Im not sure I understand your question so please let me know if i havent answered it: I believe you have a misunderstanding about $\eta$. It is the probability that $Y=1$ given the value of $X$, so it is in general not $0$, even in the example you gave.

Building on your example: let $Y$ be distributed as bernoulli with parameter $p$ and independent of $X$, then $\eta(x) =p$ not 0.

That is a great book by the way. Lots of interesting problems in there.

1
On

I think it's a great question. Here is one answer, or at least a partial answer. Suppose that $f$ is a joint PDF - PMF for $X$ and $Y$, so that $$f(x, y) \Delta x \approx P(X \in [x, x+\Delta x] \text{ and } Y = y).$$ Then the expression $P(Y = 1 \mid X = x)$ can be defined to mean $\frac{f(x, 1)}{f(x,0) + f(x,1)}$. Why is this a reasonable definition?

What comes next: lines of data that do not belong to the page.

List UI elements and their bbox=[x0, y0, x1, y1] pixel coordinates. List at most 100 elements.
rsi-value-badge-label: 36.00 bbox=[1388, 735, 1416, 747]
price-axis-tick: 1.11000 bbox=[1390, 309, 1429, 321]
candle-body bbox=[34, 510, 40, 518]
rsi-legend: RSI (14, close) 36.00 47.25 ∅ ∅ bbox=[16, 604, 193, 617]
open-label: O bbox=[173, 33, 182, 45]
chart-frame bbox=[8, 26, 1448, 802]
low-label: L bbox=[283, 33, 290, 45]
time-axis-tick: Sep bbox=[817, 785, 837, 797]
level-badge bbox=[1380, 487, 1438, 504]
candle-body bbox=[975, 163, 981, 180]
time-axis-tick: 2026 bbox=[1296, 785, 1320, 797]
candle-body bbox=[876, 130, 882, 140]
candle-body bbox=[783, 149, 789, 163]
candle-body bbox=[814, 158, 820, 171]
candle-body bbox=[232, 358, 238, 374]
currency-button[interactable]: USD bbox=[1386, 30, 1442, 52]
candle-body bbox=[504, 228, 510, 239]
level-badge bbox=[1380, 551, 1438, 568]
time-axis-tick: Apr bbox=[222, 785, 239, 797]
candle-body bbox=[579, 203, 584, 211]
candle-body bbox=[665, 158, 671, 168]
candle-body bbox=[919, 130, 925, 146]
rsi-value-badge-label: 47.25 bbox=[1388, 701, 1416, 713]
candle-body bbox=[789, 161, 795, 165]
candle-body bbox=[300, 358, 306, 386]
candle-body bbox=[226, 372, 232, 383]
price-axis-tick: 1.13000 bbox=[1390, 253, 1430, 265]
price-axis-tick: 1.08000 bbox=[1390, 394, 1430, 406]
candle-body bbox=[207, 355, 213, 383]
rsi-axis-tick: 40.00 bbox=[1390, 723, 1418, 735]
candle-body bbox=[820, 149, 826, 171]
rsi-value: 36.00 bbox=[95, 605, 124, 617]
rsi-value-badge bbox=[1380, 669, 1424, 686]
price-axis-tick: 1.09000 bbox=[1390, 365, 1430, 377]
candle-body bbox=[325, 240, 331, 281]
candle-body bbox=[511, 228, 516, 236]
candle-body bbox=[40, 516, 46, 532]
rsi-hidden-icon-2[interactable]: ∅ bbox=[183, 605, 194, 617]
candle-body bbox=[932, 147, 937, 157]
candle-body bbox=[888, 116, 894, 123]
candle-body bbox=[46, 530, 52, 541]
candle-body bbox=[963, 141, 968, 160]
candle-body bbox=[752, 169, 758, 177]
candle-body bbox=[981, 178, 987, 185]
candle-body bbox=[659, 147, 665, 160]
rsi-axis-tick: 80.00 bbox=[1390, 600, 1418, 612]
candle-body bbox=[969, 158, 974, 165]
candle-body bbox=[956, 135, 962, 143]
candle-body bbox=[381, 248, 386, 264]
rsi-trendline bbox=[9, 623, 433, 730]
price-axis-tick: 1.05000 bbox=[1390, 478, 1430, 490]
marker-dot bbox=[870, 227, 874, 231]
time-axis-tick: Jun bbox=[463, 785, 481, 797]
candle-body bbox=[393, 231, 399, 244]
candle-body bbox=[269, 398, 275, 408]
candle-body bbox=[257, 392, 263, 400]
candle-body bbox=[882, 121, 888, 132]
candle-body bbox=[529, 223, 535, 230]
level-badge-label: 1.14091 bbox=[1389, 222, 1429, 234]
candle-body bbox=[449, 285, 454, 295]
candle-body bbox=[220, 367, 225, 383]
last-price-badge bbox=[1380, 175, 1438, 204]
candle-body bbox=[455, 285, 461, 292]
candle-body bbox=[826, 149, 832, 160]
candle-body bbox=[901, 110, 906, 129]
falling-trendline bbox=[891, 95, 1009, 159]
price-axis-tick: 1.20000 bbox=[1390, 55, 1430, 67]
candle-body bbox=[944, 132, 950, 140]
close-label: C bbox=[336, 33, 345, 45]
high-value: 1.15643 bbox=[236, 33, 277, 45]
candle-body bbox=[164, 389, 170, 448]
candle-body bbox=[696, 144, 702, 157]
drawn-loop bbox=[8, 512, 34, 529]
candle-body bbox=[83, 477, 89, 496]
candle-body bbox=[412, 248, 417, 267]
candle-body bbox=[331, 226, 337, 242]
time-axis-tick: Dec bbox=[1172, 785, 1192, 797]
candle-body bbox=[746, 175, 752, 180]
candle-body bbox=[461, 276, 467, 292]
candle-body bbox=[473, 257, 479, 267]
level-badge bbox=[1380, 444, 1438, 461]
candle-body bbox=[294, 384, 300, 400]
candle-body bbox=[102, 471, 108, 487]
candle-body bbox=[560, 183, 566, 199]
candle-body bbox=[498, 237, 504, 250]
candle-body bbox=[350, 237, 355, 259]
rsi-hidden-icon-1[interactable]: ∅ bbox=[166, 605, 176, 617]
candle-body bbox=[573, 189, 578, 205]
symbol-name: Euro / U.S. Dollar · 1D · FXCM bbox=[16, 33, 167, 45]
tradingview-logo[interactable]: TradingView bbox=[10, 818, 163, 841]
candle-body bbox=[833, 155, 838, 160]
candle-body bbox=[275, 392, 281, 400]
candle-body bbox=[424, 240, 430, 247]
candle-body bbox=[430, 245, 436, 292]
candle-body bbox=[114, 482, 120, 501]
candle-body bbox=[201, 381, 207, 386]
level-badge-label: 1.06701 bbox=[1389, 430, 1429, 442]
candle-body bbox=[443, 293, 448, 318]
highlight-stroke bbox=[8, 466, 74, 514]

Intuitively, because if $\Delta x$ is a small positive number then $P(Y = 1 \mid X = x)$ should be approximately equal to \begin{align} P(Y = 1 \mid X \in [x,x+ \Delta x]) &= \frac{P(Y = 1, X \in [x,x+ \Delta x])}{P(X \in [x,x+ \Delta x])} \\ &\approx \frac{f(x,1) \Delta x}{f(x,0) \Delta x + f(x,1) \Delta x} \\ &= \frac{f(x,1)}{f(x,0) + f(x,1)}. \end{align} I'm not fully satisfied with this explanation, though.